Kebudayaan Pancasila, Kebudayaan Rakyat

Bangsa kita dikenal dengan bangsa yang memiliki kekayaan budaya. Beragam budaya dapat kita temukan dari ujung Sabang hingga Merauke, namun dengan kekayaan budaya tersebut, mengapa bangsa kita masih mundur? Bahkan kalah oleh kebudayaan barat yang dengan keunggulannya telah mampu mengambil sebagian besar kehidupan sosial di bangsa kita saat ini. Persoalan demikian harus kita telisik pada sejarah perkembangan kebudayaan kita. Penelusuran tersebut sangat diperlukan agar kita dapat mengetahui batu hambatan kemajuan budaya kita serta dapat menyusun strategi kebudayaan yang cocok untuk kondisi bangsa saat ini.

Buku karya S. Mangunsarkoro yang berjudul Kebudayaan Rakjat (Usaha Penerbitan Indonesia, Jogja ; 1951) bisa menjadi salah satu referensi bagi kita untuk menelaah perjalanan kebudayaan kita. Judul buku yang digunakan yakni kebudayaan rakyat memuat inti yang hendak disampaikan oleh pengarang melalui buku ini secara garis besar ada dua hal yakni pertama bahwa penegasan dan cita-cita bahwa pencipta kebudayaan adalah rakyat bahwasannya kebudayaan itu terbentuk dari proses dialektik masyarakat, serta kedua memiliki muatan kritik terhadap sejarah perjalanan kebudayaan kita yang menjadi monopoli segelintir golongan masyarakat saja.

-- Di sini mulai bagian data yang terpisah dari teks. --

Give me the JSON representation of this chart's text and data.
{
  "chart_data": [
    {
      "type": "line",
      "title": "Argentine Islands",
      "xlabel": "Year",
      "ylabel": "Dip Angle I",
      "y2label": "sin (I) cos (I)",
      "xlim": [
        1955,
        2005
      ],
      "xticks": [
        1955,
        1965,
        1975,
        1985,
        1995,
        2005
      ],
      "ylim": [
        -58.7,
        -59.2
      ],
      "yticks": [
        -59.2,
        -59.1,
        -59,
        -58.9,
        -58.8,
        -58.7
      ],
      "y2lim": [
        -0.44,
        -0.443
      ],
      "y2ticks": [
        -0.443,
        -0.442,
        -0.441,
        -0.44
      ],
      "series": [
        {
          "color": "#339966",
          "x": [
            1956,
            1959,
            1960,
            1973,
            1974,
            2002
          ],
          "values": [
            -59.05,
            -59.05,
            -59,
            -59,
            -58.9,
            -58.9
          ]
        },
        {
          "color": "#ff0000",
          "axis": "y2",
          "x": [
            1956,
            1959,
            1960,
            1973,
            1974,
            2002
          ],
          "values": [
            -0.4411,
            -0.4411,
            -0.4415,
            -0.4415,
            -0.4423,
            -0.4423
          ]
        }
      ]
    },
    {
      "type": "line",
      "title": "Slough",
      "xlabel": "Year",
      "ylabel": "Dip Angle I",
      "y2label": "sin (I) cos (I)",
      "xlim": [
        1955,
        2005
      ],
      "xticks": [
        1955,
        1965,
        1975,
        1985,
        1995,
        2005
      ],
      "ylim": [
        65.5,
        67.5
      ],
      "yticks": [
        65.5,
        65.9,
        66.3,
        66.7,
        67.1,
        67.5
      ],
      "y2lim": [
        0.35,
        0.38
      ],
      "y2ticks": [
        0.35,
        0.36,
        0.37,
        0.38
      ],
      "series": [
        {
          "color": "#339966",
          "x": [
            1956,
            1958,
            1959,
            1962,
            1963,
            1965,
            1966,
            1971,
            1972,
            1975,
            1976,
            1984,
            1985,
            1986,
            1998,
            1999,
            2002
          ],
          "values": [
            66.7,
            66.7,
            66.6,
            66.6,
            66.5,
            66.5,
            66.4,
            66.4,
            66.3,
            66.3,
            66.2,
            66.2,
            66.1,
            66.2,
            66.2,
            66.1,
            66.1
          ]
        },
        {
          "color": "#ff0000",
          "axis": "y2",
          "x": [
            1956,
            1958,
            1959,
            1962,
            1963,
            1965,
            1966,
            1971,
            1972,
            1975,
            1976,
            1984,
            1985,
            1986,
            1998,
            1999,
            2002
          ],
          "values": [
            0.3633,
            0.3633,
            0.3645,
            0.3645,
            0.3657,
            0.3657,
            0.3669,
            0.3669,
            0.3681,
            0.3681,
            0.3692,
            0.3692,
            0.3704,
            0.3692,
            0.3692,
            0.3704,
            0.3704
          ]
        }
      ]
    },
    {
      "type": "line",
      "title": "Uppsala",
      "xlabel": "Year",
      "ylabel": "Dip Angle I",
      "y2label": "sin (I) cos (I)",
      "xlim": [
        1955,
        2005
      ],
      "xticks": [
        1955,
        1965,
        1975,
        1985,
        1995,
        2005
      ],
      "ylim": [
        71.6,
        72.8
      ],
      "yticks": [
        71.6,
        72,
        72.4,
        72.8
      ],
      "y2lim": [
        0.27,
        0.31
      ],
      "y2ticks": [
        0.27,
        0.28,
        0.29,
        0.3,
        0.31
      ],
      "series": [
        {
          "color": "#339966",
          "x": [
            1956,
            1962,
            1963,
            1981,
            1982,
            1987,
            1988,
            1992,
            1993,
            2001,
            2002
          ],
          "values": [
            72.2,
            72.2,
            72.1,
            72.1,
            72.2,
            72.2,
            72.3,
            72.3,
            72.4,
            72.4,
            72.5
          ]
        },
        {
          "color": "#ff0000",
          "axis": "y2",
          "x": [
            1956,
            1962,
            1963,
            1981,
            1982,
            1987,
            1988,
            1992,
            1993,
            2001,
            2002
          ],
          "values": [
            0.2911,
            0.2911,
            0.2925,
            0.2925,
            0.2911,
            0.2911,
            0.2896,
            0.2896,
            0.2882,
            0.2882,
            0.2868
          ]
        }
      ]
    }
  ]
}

Mangunsarkoro mengawali penjelasan kebudayaan melalui tinjauan bahasa dan definisi yang berlaku pada para ahli sosiologi. Budaya berasal dari bahasa Sanskrit “buddhi” yang berarti pikiran atau pengetahuan. Kata budaya juga dikatakan berasal dari bahasa Jawa “budi” atau “budaya” yang berarti akal, roh, kebijakan, kepandaian dan sejenisnya. Sumber lain memandang bahwa kata “budaya” dilihat dari kata asingnya “culture” yang berarti pengendalian dan pemeliharaan terhadap hawa nafsu dan kekuatan alam sebagai imbangan untuk kata “nature”. Dari definisi tersebut dapat diambil pemahaman bahwa secara garis besar kebudayaan adalah segala hal yang bersangkut paut dengan pekerjaan jiwa dan kecerdasan manusia. Tidak adanya produk budaya menunjukan bahwa jiwa atau kecerdasan suatu masyarakat tersebut tidak berjalan sebagaimana dahulu masyarakat purba yang belum berkembang kemampuan akal fikirannya hanya mampu menghasilkan kebudayaan yang sangat sederhana dalam peralatan berburu dan mengumpulkan makanan.

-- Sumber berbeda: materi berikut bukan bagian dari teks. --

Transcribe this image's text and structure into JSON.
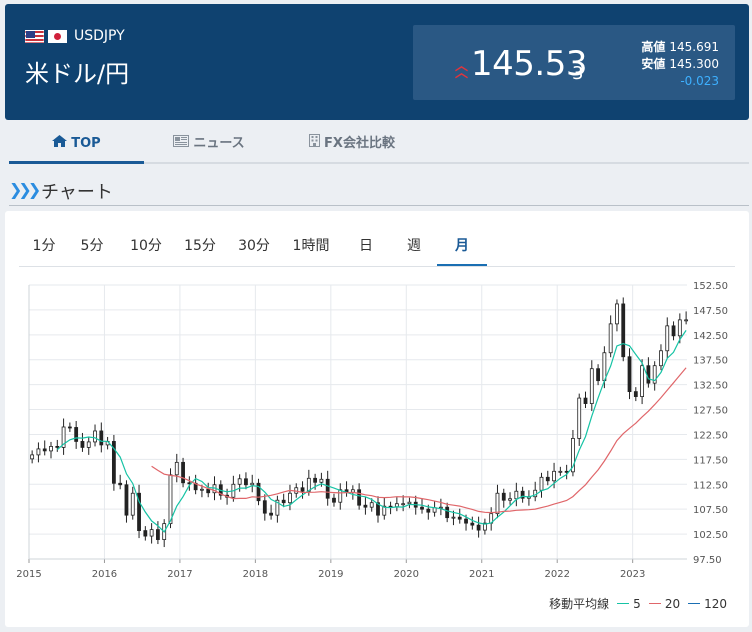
{
  "header": {
    "pair_code": "USDJPY",
    "pair_name": "米ドル/円",
    "price_main": "145.53",
    "price_small": "3",
    "high_label": "高値",
    "high_value": "145.691",
    "low_label": "安値",
    "low_value": "145.300",
    "change": "-0.023",
    "colors": {
      "bg": "#0f4270",
      "up_arrow": "#e0353d",
      "change": "#3db0ff"
    }
  },
  "tabs": [
    {
      "label": "TOP",
      "icon": "home-icon"
    },
    {
      "label": "ニュース",
      "icon": "news-icon"
    },
    {
      "label": "FX会社比較",
      "icon": "building-icon"
    }
  ],
  "section": {
    "title": "チャート",
    "icon": "chevrons-right-icon"
  },
  "periods": [
    "1分",
    "5分",
    "10分",
    "15分",
    "30分",
    "1時間",
    "日",
    "週",
    "月"
  ],
  "active_period": "月",
  "legend": {
    "label": "移動平均線",
    "items": [
      {
        "label": "5",
        "color": "#16c3a5"
      },
      {
        "label": "20",
        "color": "#e0666a"
      },
      {
        "label": "120",
        "color": "#1a6fb3"
      }
    ]
  },
  "chart_data": {
    "type": "candlestick",
    "interval": "monthly",
    "x_tick_labels": [
      "2015",
      "2016",
      "2017",
      "2018",
      "2019",
      "2020",
      "2021",
      "2022",
      "2023"
    ],
    "y_tick_labels": [
      "152.50",
      "147.50",
      "142.50",
      "137.50",
      "132.50",
      "127.50",
      "122.50",
      "117.50",
      "112.50",
      "107.50",
      "102.50",
      "97.50"
    ],
    "ylim": [
      97.5,
      152.5
    ],
    "x_start": 2015.0,
    "x_end": 2023.72,
    "closes": [
      118.4,
      119.6,
      119.2,
      120.1,
      119.9,
      124.0,
      123.9,
      121.1,
      119.9,
      121.0,
      123.2,
      120.4,
      121.1,
      112.7,
      112.4,
      106.3,
      110.7,
      103.2,
      102.1,
      103.4,
      101.4,
      104.6,
      114.4,
      116.9,
      112.8,
      112.7,
      111.4,
      111.5,
      110.8,
      112.4,
      110.3,
      109.9,
      112.5,
      113.6,
      112.4,
      112.7,
      109.2,
      106.7,
      106.3,
      109.3,
      108.8,
      110.7,
      111.8,
      111.1,
      113.7,
      112.9,
      113.5,
      109.7,
      108.9,
      111.4,
      110.9,
      111.4,
      108.3,
      107.9,
      108.8,
      106.3,
      108.1,
      108.0,
      108.6,
      108.6,
      108.9,
      107.9,
      107.5,
      106.9,
      107.8,
      107.9,
      105.8,
      105.9,
      105.5,
      104.7,
      104.3,
      103.3,
      104.7,
      106.6,
      110.7,
      109.3,
      109.6,
      111.1,
      109.7,
      110.0,
      111.3,
      113.9,
      113.2,
      115.1,
      115.1,
      115.0,
      121.7,
      129.8,
      128.7,
      135.7,
      133.3,
      138.9,
      144.7,
      148.7,
      138.1,
      131.1,
      130.1,
      136.3,
      132.8,
      136.3,
      139.3,
      144.3,
      142.3,
      145.5,
      145.5
    ],
    "series": [
      {
        "name": "5",
        "color": "#16c3a5"
      },
      {
        "name": "20",
        "color": "#e0666a"
      },
      {
        "name": "120",
        "color": "#1a6fb3"
      }
    ],
    "up_color": "#ffffff",
    "down_color": "#222222",
    "grid": true
  }
}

Jika kebudayaan adalah hasil kerja jiwa manusia, maka ia dapat dirincikan menjadi empat macam yakni pikiran, intuisi, persaaan dan kehendak. Kerja pikiran dan intuisi (ilham) menetapkan apa dan betapa kebudayaan, sedangkan kerja perasaan dan kehendak menetapkan bagaimana membentuknya. Kerja pikiran dan intuisi menghasilkan filsafat, agama, ilmu sedangkan perasaan menghasilkan kesenian dan kehendak menghasilkan politik dan ekonomi. Pada titik perincian ini kita dapat membedakan kecondongan budaya bangsa kita dan penyebab ia tidak berkembang menuju kebudayaan yang besar.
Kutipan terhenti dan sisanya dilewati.